Pyridynes Provide Access to Drug-Like Compounds

Medications intended to treat innumerable disorders and diseases are introduced into the market on a regular basis, but the process of drug discovery is long and limited by the tools at a chemist’s disposal. This often amounts to the types of chemical reactions chemists are able to run to build new molecular structures that could potentially become drugs.
Many commercially available drugs contain organic molecules known as heterocycles, and one of the most common heterocycles prevalent in drugs is called the pyridine ring. Over 100 medications on the market today include pyridine rings, such as Lunesta, commonly used to treat insomnia, Actos, commonly used to treat Type II diabetes, Nexium, commonly used to treat acid reflux, and Singulair, commonly used to treat asthma. By making compounds called "pyridynes," Professor Neil Garg and Adam Goetz, a Ph.D. candidate in Garg’s laboratory, have introduced a new tool to allow chemists to construct various molecular structures that can potentially aid in future drug discovery. This research was published online in Nature Chemistry on November 25.
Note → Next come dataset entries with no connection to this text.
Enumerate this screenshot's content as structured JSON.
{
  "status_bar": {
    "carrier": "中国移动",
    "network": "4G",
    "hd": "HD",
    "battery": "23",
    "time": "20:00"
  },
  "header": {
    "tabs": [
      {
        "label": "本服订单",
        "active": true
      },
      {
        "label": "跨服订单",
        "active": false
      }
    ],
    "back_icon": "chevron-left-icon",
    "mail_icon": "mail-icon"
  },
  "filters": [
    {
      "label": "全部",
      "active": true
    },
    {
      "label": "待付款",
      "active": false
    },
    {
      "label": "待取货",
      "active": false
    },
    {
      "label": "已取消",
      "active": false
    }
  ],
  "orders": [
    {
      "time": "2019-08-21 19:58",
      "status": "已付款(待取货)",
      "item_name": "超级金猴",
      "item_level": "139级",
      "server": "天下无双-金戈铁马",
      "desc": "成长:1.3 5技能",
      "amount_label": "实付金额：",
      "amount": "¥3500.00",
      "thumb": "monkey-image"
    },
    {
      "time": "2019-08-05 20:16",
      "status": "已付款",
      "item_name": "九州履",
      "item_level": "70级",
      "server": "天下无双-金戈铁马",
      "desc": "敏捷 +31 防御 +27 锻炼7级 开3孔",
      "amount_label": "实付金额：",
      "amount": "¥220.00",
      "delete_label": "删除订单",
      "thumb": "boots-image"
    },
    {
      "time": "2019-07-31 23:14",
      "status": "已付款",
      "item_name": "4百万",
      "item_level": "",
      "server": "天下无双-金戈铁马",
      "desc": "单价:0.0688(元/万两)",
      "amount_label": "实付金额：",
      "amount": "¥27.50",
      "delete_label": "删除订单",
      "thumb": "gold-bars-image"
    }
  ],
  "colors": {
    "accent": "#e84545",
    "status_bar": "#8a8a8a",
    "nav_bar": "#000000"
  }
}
"You need basic chemistry to be able to access potential drugs, and we think this is a very useful tool that drug companies will be able to use to make new chemicals that they have not been able to make before," Garg said.
Pyridine rings consist of six atoms that can be numbered for classification purposes. Garg and Goetz wanted to introduce new arrangements of atoms, or substituents, on pyridine rings in a controlled process, in order to form new molecular structures to aid chemists in drug discovery. They aimed at producing 3,4-pyridynes, in which the third and fourth atoms in a pyridine ring are attached to one another by a very reactive triple bond. "The high reactivity of the pyridyne allows for many possible chemical reactions," Garg said.
Although chemists have been producing these types of pyridynes for over 30 years, Garg and Goetz recognized some limitations in their methods, as they were not user-friendly, not often used in drug discovery, and were more likely to result in two, rather than one, product, which is not helpful to those trying to make very specific compounds. To simplify the process, Garg and Goetz prepared "pyridyne precursors," which are stable chemicals that can be stored in bottles. Pyridyne precursors can be put into chemical reactions to be converted into pyridynes. They can then be used to quickly react with another ingredient, which can be chosen by the researcher, to form a new product. Since the last ingredient will vary in different reactions, according to a chemist’s preference, many new substituted pyridines can be made.
Garg compared chemical reactions and the process of making substituted pyridines to preparing a meal, in which ingredients are added to a pot to produce a flavorful product. "You can think of pyridynes as being the key flavors that come out when ingredients are simmering together," Garg said.
Garg and Goetz are currently focused on making their pyridyne precursors commercially available. A leading chemical supplier has already purchased three compounds to test market viability, the first step toward drug companies widely using pyridynes in drug discovery.
"There’s a popular quote by one of the former directors of the National Institutes of Health, and he said that the No. 1 stumbling block in drug discovery is synthetic organic chemistry," Garg said. "I think a lot of industrial researchers agree. We’re good at synthetic organic chemistry, but we will always need new ways to build molecules, and new ways to build molecules that have never been made before. Our pyridyne chemistry is a contribution along those lines."